Obviously, the sharks would find ways around this. But I think it would change our electoral process in ways we can’t even begin to imagine. Money is not free speech. Cashing in favors is not representative democracy.

3. Register as an Independent. This is Lou Dobbs’ idea, and it’s BRILLIANT. Get yourself out of the “win” column for both parties. Make them state an argument and back it up. Make them earn every vote. Let them know they can’t take you for granted.

4. Refuse to respond to opinion polls. Make our elected officials pick a stance they believe in instead of licking a finger and sticking it in the air. This is a republic, not a democracy; we elect people to represent us, we don’t drop ostrakons in a jar for every decision. I want my elected leaders to gather information that I don’t have access to and make decisions based on their intelligence and integrity.

5. Seek out people who take unpopular stances. Think John McCain and Joe Lieberman, two men who have crossed swords with their parties and refused to back down. Both have taken positions that their bases abhor, and both have been consistent. It is the mark of a person of integrity that they stick to what they believe even in the face of popular opinion. I want leaders who stick to real beliefs in good conscience rather than Clinton-esque (either one) testing of the wind vane every two weeks.

And test your beliefs by checking out the opposition with an open mind. Michael Moore fans, check out Dubya fans, peruse occasionally. Try, really try, to read with an open mind. Talk to each other and listen. Listen more than you talk. Aaron Sorkin wrote: “If you feel that strongly about something, you have a moral responsibility to try and change my mind.”

6. Question political correctness. You know where the term “politically correct” comes from? It comes from early Soviet Russia. If your opinions were out of line with Lenin, you were taken away to gulags and other lovely vacation spots until you were made “correct.”
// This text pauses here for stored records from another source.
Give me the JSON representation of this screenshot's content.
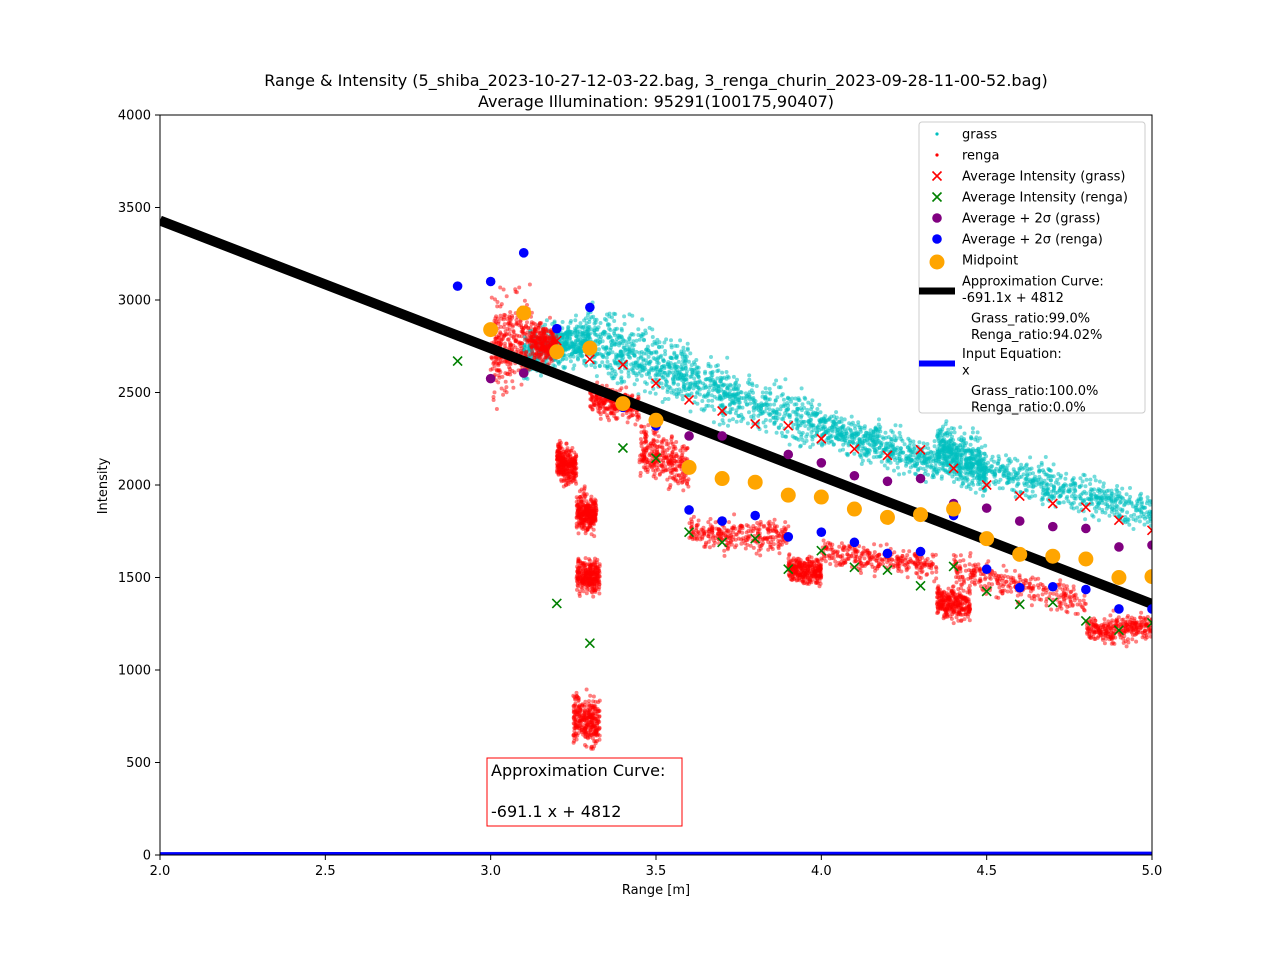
{
  "chart_data": {
    "type": "scatter",
    "title": "Range & Intensity (5_shiba_2023-10-27-12-03-22.bag, 3_renga_churin_2023-09-28-11-00-52.bag)",
    "subtitle": "Average Illumination: 95291(100175,90407)",
    "xlabel": "Range [m]",
    "ylabel": "Intensity",
    "xlim": [
      2.0,
      5.0
    ],
    "ylim": [
      0,
      4000
    ],
    "xticks": [
      "2.0",
      "2.5",
      "3.0",
      "3.5",
      "4.0",
      "4.5",
      "5.0"
    ],
    "yticks": [
      "0",
      "500",
      "1000",
      "1500",
      "2000",
      "2500",
      "3000",
      "3500",
      "4000"
    ],
    "grid": false,
    "legend_position": "top-right",
    "colors": {
      "grass": "#00bfbf",
      "renga": "#ff0000",
      "avg_grass": "#ff0000",
      "avg_renga": "#008000",
      "plus2s_grass": "#800080",
      "plus2s_renga": "#0000ff",
      "midpoint": "#ffa500",
      "approx_curve": "#000000",
      "input_equation": "#0000ff"
    },
    "legend": [
      {
        "key": "grass",
        "label": "grass",
        "marker": "dot"
      },
      {
        "key": "renga",
        "label": "renga",
        "marker": "dot"
      },
      {
        "key": "avg_grass",
        "label": "Average Intensity (grass)",
        "marker": "x"
      },
      {
        "key": "avg_renga",
        "label": "Average Intensity (renga)",
        "marker": "x"
      },
      {
        "key": "plus2s_grass",
        "label": "Average + 2σ (grass)",
        "marker": "circle"
      },
      {
        "key": "plus2s_renga",
        "label": "Average + 2σ (renga)",
        "marker": "circle"
      },
      {
        "key": "midpoint",
        "label": "Midpoint",
        "marker": "bigcircle"
      },
      {
        "key": "approx_curve",
        "label": "Approximation Curve:",
        "label2": "-691.1x + 4812",
        "marker": "line",
        "extra": [
          "Grass_ratio:99.0%",
          "Renga_ratio:94.02%"
        ]
      },
      {
        "key": "input_equation",
        "label": "Input Equation:",
        "label2": "x",
        "marker": "line",
        "extra": [
          "Grass_ratio:100.0%",
          "Renga_ratio:0.0%"
        ]
      }
    ],
    "annotation": {
      "line1": "Approximation Curve:",
      "line2": "-691.1 x + 4812"
    },
    "series": [
      {
        "name": "Average Intensity (grass)",
        "marker": "x",
        "points": [
          [
            3.2,
            2780
          ],
          [
            3.3,
            2680
          ],
          [
            3.4,
            2650
          ],
          [
            3.5,
            2550
          ],
          [
            3.6,
            2460
          ],
          [
            3.7,
            2400
          ],
          [
            3.8,
            2330
          ],
          [
            3.9,
            2320
          ],
          [
            4.0,
            2250
          ],
          [
            4.1,
            2195
          ],
          [
            4.2,
            2160
          ],
          [
            4.3,
            2190
          ],
          [
            4.4,
            2090
          ],
          [
            4.5,
            2000
          ],
          [
            4.6,
            1940
          ],
          [
            4.7,
            1900
          ],
          [
            4.8,
            1880
          ],
          [
            4.9,
            1810
          ],
          [
            5.0,
            1755
          ]
        ]
      },
      {
        "name": "Average Intensity (renga)",
        "marker": "x",
        "points": [
          [
            2.9,
            2670
          ],
          [
            3.2,
            1360
          ],
          [
            3.3,
            1145
          ],
          [
            3.4,
            2200
          ],
          [
            3.5,
            2145
          ],
          [
            3.6,
            1745
          ],
          [
            3.7,
            1690
          ],
          [
            3.8,
            1710
          ],
          [
            3.9,
            1545
          ],
          [
            4.0,
            1645
          ],
          [
            4.1,
            1555
          ],
          [
            4.2,
            1540
          ],
          [
            4.3,
            1455
          ],
          [
            4.4,
            1560
          ],
          [
            4.5,
            1425
          ],
          [
            4.6,
            1355
          ],
          [
            4.7,
            1365
          ],
          [
            4.8,
            1265
          ],
          [
            4.9,
            1215
          ],
          [
            5.0,
            1255
          ]
        ]
      },
      {
        "name": "Average + 2σ (grass)",
        "marker": "circle",
        "points": [
          [
            3.0,
            2575
          ],
          [
            3.1,
            2605
          ],
          [
            3.6,
            2265
          ],
          [
            3.7,
            2265
          ],
          [
            3.9,
            2165
          ],
          [
            4.0,
            2120
          ],
          [
            4.1,
            2050
          ],
          [
            4.2,
            2020
          ],
          [
            4.3,
            2035
          ],
          [
            4.4,
            1900
          ],
          [
            4.5,
            1875
          ],
          [
            4.6,
            1805
          ],
          [
            4.7,
            1775
          ],
          [
            4.8,
            1765
          ],
          [
            4.9,
            1665
          ],
          [
            5.0,
            1675
          ]
        ]
      },
      {
        "name": "Average + 2σ (renga)",
        "marker": "circle",
        "points": [
          [
            2.9,
            3075
          ],
          [
            3.0,
            3100
          ],
          [
            3.1,
            3255
          ],
          [
            3.2,
            2845
          ],
          [
            3.3,
            2960
          ],
          [
            3.4,
            2420
          ],
          [
            3.5,
            2320
          ],
          [
            3.6,
            1865
          ],
          [
            3.7,
            1805
          ],
          [
            3.8,
            1835
          ],
          [
            3.9,
            1720
          ],
          [
            4.0,
            1745
          ],
          [
            4.1,
            1690
          ],
          [
            4.2,
            1630
          ],
          [
            4.3,
            1640
          ],
          [
            4.4,
            1835
          ],
          [
            4.5,
            1545
          ],
          [
            4.6,
            1445
          ],
          [
            4.7,
            1450
          ],
          [
            4.8,
            1435
          ],
          [
            4.9,
            1330
          ],
          [
            5.0,
            1330
          ]
        ]
      },
      {
        "name": "Midpoint",
        "marker": "bigcircle",
        "points": [
          [
            3.0,
            2840
          ],
          [
            3.1,
            2930
          ],
          [
            3.2,
            2720
          ],
          [
            3.3,
            2740
          ],
          [
            3.4,
            2440
          ],
          [
            3.5,
            2350
          ],
          [
            3.6,
            2095
          ],
          [
            3.7,
            2035
          ],
          [
            3.8,
            2015
          ],
          [
            3.9,
            1945
          ],
          [
            4.0,
            1935
          ],
          [
            4.1,
            1870
          ],
          [
            4.2,
            1825
          ],
          [
            4.3,
            1840
          ],
          [
            4.4,
            1870
          ],
          [
            4.5,
            1710
          ],
          [
            4.6,
            1625
          ],
          [
            4.7,
            1615
          ],
          [
            4.8,
            1600
          ],
          [
            4.9,
            1500
          ],
          [
            5.0,
            1505
          ]
        ]
      },
      {
        "name": "Approximation Curve:",
        "marker": "line",
        "points": [
          [
            2.0,
            3429.8
          ],
          [
            5.0,
            1356.5
          ]
        ]
      },
      {
        "name": "Input Equation:",
        "marker": "line",
        "points": [
          [
            2.0,
            2
          ],
          [
            5.0,
            5
          ]
        ]
      }
    ],
    "scatter_clusters": {
      "grass": [
        {
          "x": [
            3.1,
            3.3
          ],
          "y_center": [
            2700,
            2800
          ],
          "spread": 130
        },
        {
          "x": [
            3.3,
            3.6
          ],
          "y_center": [
            2780,
            2600
          ],
          "spread": 190
        },
        {
          "x": [
            3.6,
            4.0
          ],
          "y_center": [
            2560,
            2320
          ],
          "spread": 150
        },
        {
          "x": [
            4.0,
            4.35
          ],
          "y_center": [
            2310,
            2120
          ],
          "spread": 110
        },
        {
          "x": [
            4.35,
            4.5
          ],
          "y_center": [
            2200,
            2080
          ],
          "spread": 150
        },
        {
          "x": [
            4.5,
            5.0
          ],
          "y_center": [
            2090,
            1850
          ],
          "spread": 110
        }
      ],
      "renga": [
        {
          "x": [
            3.0,
            3.12
          ],
          "y_center": [
            2750,
            2800
          ],
          "spread": 280
        },
        {
          "x": [
            3.12,
            3.2
          ],
          "y_center": [
            2790,
            2740
          ],
          "spread": 110
        },
        {
          "x": [
            3.2,
            3.26
          ],
          "y_center": [
            2130,
            2090
          ],
          "spread": 110
        },
        {
          "x": [
            3.26,
            3.32
          ],
          "y_center": [
            1860,
            1840
          ],
          "spread": 110
        },
        {
          "x": [
            3.26,
            3.33
          ],
          "y_center": [
            1520,
            1500
          ],
          "spread": 100
        },
        {
          "x": [
            3.25,
            3.33
          ],
          "y_center": [
            750,
            700
          ],
          "spread": 140
        },
        {
          "x": [
            3.3,
            3.45
          ],
          "y_center": [
            2470,
            2420
          ],
          "spread": 90
        },
        {
          "x": [
            3.45,
            3.6
          ],
          "y_center": [
            2200,
            2100
          ],
          "spread": 140
        },
        {
          "x": [
            3.6,
            3.9
          ],
          "y_center": [
            1740,
            1720
          ],
          "spread": 90
        },
        {
          "x": [
            3.9,
            4.0
          ],
          "y_center": [
            1550,
            1530
          ],
          "spread": 80
        },
        {
          "x": [
            4.0,
            4.35
          ],
          "y_center": [
            1640,
            1560
          ],
          "spread": 80
        },
        {
          "x": [
            4.35,
            4.45
          ],
          "y_center": [
            1370,
            1350
          ],
          "spread": 90
        },
        {
          "x": [
            4.4,
            4.8
          ],
          "y_center": [
            1550,
            1350
          ],
          "spread": 90
        },
        {
          "x": [
            4.8,
            5.0
          ],
          "y_center": [
            1220,
            1230
          ],
          "spread": 80
        }
      ]
    }
  }
}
Yes, there is a certain level of genteel sensitivity that modern political correctness has brought to America, and it’s good. Racial, homophobic, and sexist slurs are indeed unacceptable. But we’ve crossed a line at this point, and genuinely edgy, independent thought is being squelched. Provocative questions and statements are being suppressed because they might “offend” someone. Satire is close to career suicide. All it takes is for someone to call you the dreaded R-word, racist, and your career is DONE. There are few appeals in the court of public opinion.

We're dangerously close to legislating thought, and we've long since crossed the line into genuine programming. No one should get to tell you what to think, feel, or believe. That's kind of the whole point of this country.

When people ask me how I define myself politically, it’s a hard question. I’m far right on some issues (abortion, national defense) and equally far left on others (death penalty, gun control). I’m a registered Independent who tends to vote for Republicans, but I’m nearly as pissed at those knuckleheads as I am at the Democrats on any given day. I have to say that I’m (to quote Robert Guillaume on Saturday Night Live) a “Radical Moderate.” I believe what I believe hard, but I really want to hear the other side as well.

So happy Independence Day. You’re free. You’re independent. You have choices to make. Make them good ones.